Tell us about Welcome center

Jesse and I have been making music together since we met in the freshman dorm in 2005. In 2017 we were each at a creative crossroads, wanting to tour more and collaborating again felt right. Since then we’ve put out a string of singles, two EPS and a third dropping in July, and we only got here through consistent dedication to refining our craft.

Favorite song of yours? 

“Is This All There Is” was the first single where we felt like we’d struck “our sound”. It’s such a simple song but the vision and arrangements were so rich that even years later it feels like the highlight of our set. “Burn” is a new one dropping in July that may be the new favorite – a total lightning in a bottle song that rides a pleasant groove but doesn’t get boring.

Who are your all time musical icons?

In no particular order – Bowie, Kate Bush, Lou Reed, Fela Kuti, and of course Radiohead.

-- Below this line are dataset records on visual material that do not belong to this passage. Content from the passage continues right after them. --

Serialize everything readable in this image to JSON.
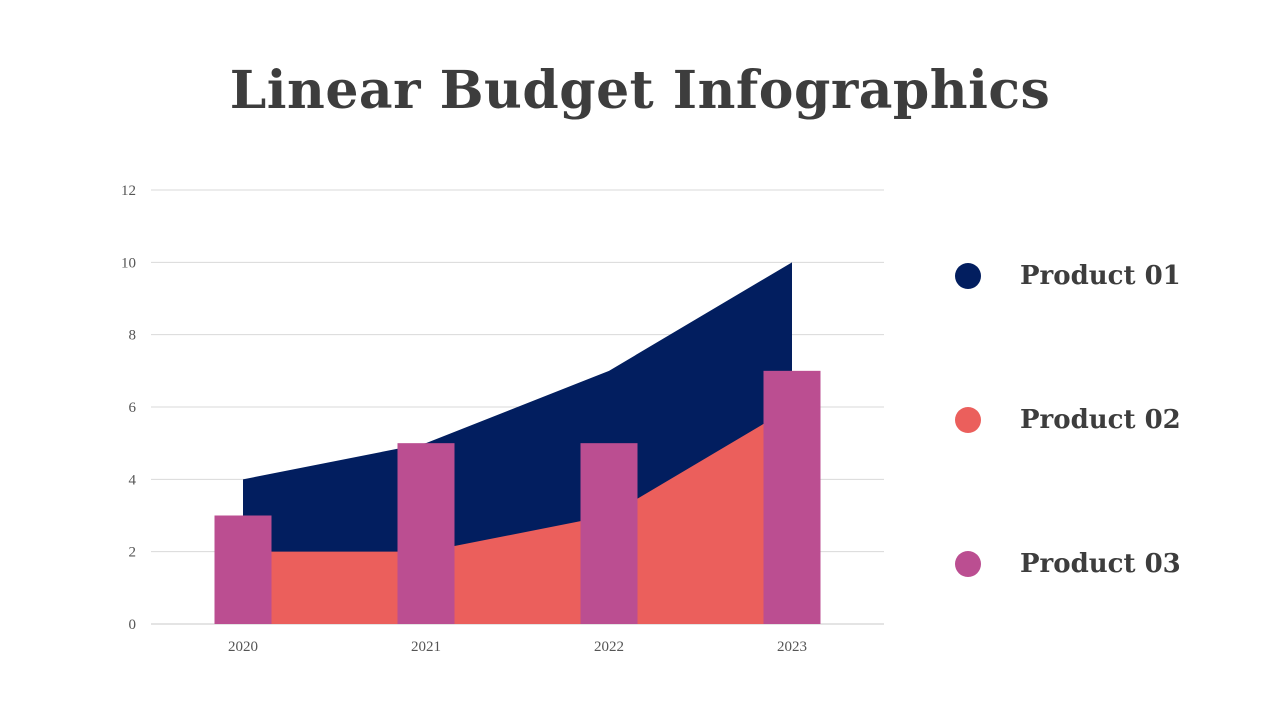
{
  "title": "Linear Budget Infographics",
  "chart_data": {
    "type": "area+bar",
    "categories": [
      "2020",
      "2021",
      "2022",
      "2023"
    ],
    "ylim": [
      0,
      12
    ],
    "yticks": [
      0,
      2,
      4,
      6,
      8,
      10,
      12
    ],
    "grid": true,
    "series": [
      {
        "name": "Product 01",
        "kind": "area",
        "color": "#021E5F",
        "values": [
          4,
          5,
          7,
          10
        ]
      },
      {
        "name": "Product 02",
        "kind": "area",
        "color": "#EB5F5C",
        "values": [
          2,
          2,
          3,
          6
        ]
      },
      {
        "name": "Product 03",
        "kind": "bar",
        "color": "#BB4E91",
        "values": [
          3,
          5,
          5,
          7
        ]
      }
    ],
    "legend_position": "right"
  },
  "legend": [
    {
      "label": "Product 01",
      "color": "#021E5F"
    },
    {
      "label": "Product 02",
      "color": "#EB5F5C"
    },
    {
      "label": "Product 03",
      "color": "#BB4E91"
    }
  ]
}
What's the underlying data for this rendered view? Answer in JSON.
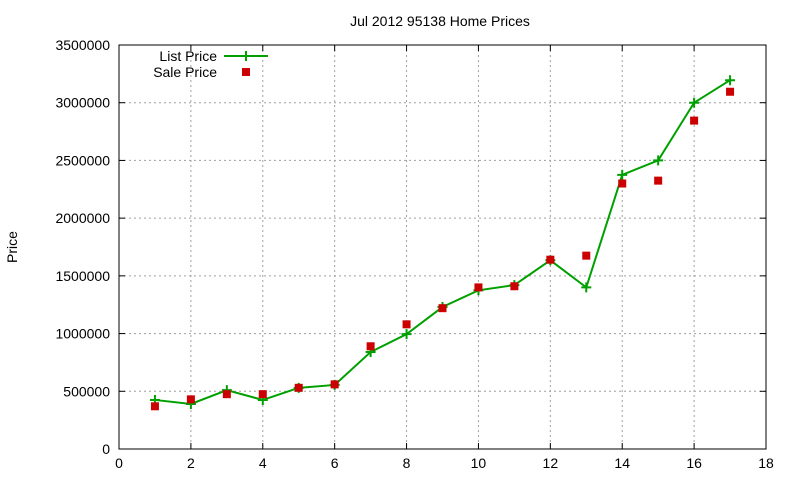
{
  "chart_data": {
    "type": "line",
    "title": "Jul 2012 95138 Home Prices",
    "xlabel": "",
    "ylabel": "Price",
    "xlim": [
      0,
      18
    ],
    "ylim": [
      0,
      3500000
    ],
    "xticks": [
      0,
      2,
      4,
      6,
      8,
      10,
      12,
      14,
      16,
      18
    ],
    "yticks": [
      0,
      500000,
      1000000,
      1500000,
      2000000,
      2500000,
      3000000,
      3500000
    ],
    "grid": true,
    "legend_position": "top-left",
    "x": [
      1,
      2,
      3,
      4,
      5,
      6,
      7,
      8,
      9,
      10,
      11,
      12,
      13,
      14,
      15,
      16,
      17
    ],
    "series": [
      {
        "name": "List Price",
        "style": "line+cross",
        "color": "#00a000",
        "values": [
          425000,
          390000,
          510000,
          425000,
          530000,
          555000,
          840000,
          995000,
          1230000,
          1375000,
          1420000,
          1635000,
          1400000,
          2375000,
          2500000,
          3000000,
          3195000
        ]
      },
      {
        "name": "Sale Price",
        "style": "square-points",
        "color": "#cc0000",
        "values": [
          370000,
          430000,
          475000,
          475000,
          530000,
          560000,
          890000,
          1080000,
          1220000,
          1400000,
          1410000,
          1640000,
          1675000,
          2300000,
          2325000,
          2845000,
          3095000
        ]
      }
    ]
  }
}
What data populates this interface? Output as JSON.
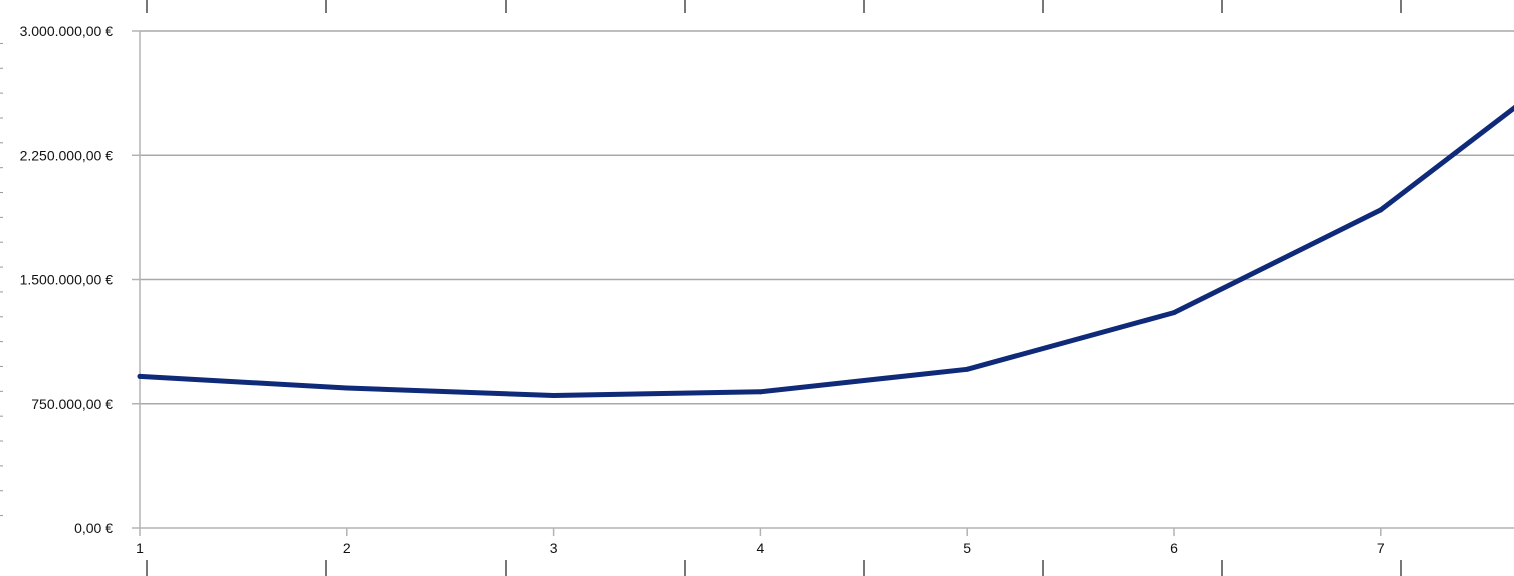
{
  "chart_data": {
    "type": "line",
    "title": "",
    "xlabel": "",
    "ylabel": "",
    "x": [
      1,
      2,
      3,
      4,
      5,
      6,
      7,
      7.65
    ],
    "x_tick_labels": [
      "1",
      "2",
      "3",
      "4",
      "5",
      "6",
      "7"
    ],
    "series": [
      {
        "name": "",
        "color": "#0f2a78",
        "values": [
          915000,
          845000,
          800000,
          822000,
          958000,
          1300000,
          1920000,
          2540000
        ]
      }
    ],
    "ylim": [
      0,
      3000000
    ],
    "xlim": [
      1,
      7.65
    ],
    "y_ticks": [
      0,
      750000,
      1500000,
      2250000,
      3000000
    ],
    "y_tick_labels": [
      "0,00 €",
      "750.000,00 €",
      "1.500.000,00 €",
      "2.250.000,00 €",
      "3.000.000,00 €"
    ],
    "grid": true,
    "legend": "none"
  }
}
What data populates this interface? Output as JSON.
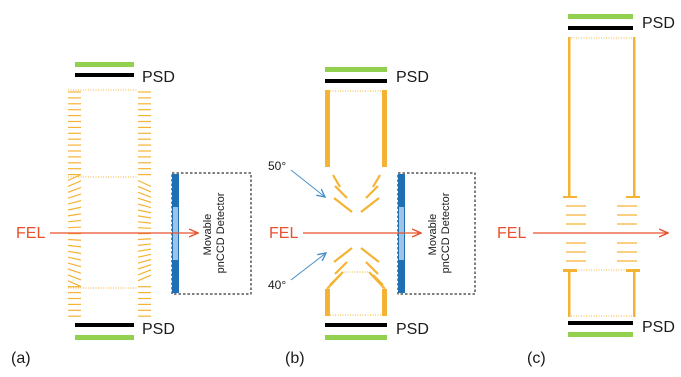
{
  "colors": {
    "psd_green": "#92d050",
    "psd_black": "#000000",
    "electrode": "#f5b335",
    "fel_beam": "#e8502e",
    "pnccd_dark": "#1f6fb5",
    "pnccd_light": "#9dc3e6",
    "angle_arrow": "#4a90c8"
  },
  "labels": {
    "psd": "PSD",
    "fel": "FEL",
    "detector_line1": "Movable",
    "detector_line2": "pnCCD Detector"
  },
  "panels": [
    {
      "tag": "(a)"
    },
    {
      "tag": "(b)",
      "angles": [
        "50°",
        "40°"
      ]
    },
    {
      "tag": "(c)"
    }
  ]
}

How do you keep your creativity sharp?

Never stop producing and never stop consuming. If you never open up your DAW, pick up your guitar, etc. all those great ideas for songs are just going to bounce to the next creative mind. At the same time, you can’t just hop in the studio and expect to crank out some genius work – always be seeking out new music and be a sponge for the ideas that move you. In a pinch, I’ll spend a half hour just listening to music before going into the studio to get myself into the perfect headspace.

Who are you binge listening to these days?

The new Japanese Breakfast is incredible and we’ve been really into that. I’ve been trying to get away from “algorithmic listening” and the constant pressure of finding a new record to put on when I’m at home for 8-10 hours straight every weekday. Over the last year Internet radio mixes that are curated by real DJs has been a constant source of pleasant surprises.

Tell us about your latest release and how it came about

Our new EP, Talk Talk Talk was mostly written and recorded in lockdown. The pandemic opened up all of these channels of collaboration between musicians at a long distance, but we’ve been doing that for years. One of us will write the first demo of an idea, and we’ll just send the project back and forth until it’s done. Funnily enough we had all these grand plans for in-person collaboration before the lockdown hit, but we’re both so grateful to be starting that conversation again.

How do you prep for a show?

Probably our most peculiar pre-show ritual is… working our day jobs. We both work in the tech industry and, even pre-COVID, had very remote-friendly jobs. At least in 2018 this made the difference between maxing out our vacation days to go play a few weeks of shows vs. committing to a 50+ date schedule. Sometimes it feels like burning the candle at both ends but some of our best memories of the last few years were on those long days.

What’s the future looking like for you?

Bright! We are waiting to see how everyone else’s fall tours before we start booking longer runs, but local dates in Dallas and Philly are on the table. We are demoing out little ideas again, and decided it’s time to start working on an album. Having endured the last year we couldn’t be more excited for the musical landscape to come.

Who inspires your visual and musical style?

Sonically it’s an ever-evolving answer. Talk Talk Talk runs the gamut of nu-disco, indie synthpop and even some indie-folk elements. It’s pretty obvious to me that our songs come from whatever we’re feeling at a given time. Visually, we love simple minimal modernist art, horror movies and grainy analog photography.

What is the achievement or moment in your career you are the most proud of and why?

We were recently featured in SPIN magazine – I used to read SPIN as a kid and that felt like such a hugely legitimizing event. But also in 2018, the amount of touring we committed to and the positive reactions we got from that felt extremely gratifying.

What do you think is the best way to make it as an artist nowadays?

I’ve always been a believer in “1000 true fans” – share your message as often as possible and acquire fans one at a time until you reach that golden number. We are definitely in an era of industry plants and total commercialization of art, and a lot of people forget that music is often about connecting with people and changing their lives (one at a time).

How do you think we can make the music industry better?

The lack of arts funding in the US, compared to places like Canada/Sweden, is absurd. The entire world consumes what our entertainment industries create, some might say it’s our biggest export these days. But when shit hits the fans artists are left high and dry to fend for themselves – you really hate to see it. On a positive note, there’s been a huge spotlight shined on trans people and people of color in the industry over the last few years and that’s been such an exciting development!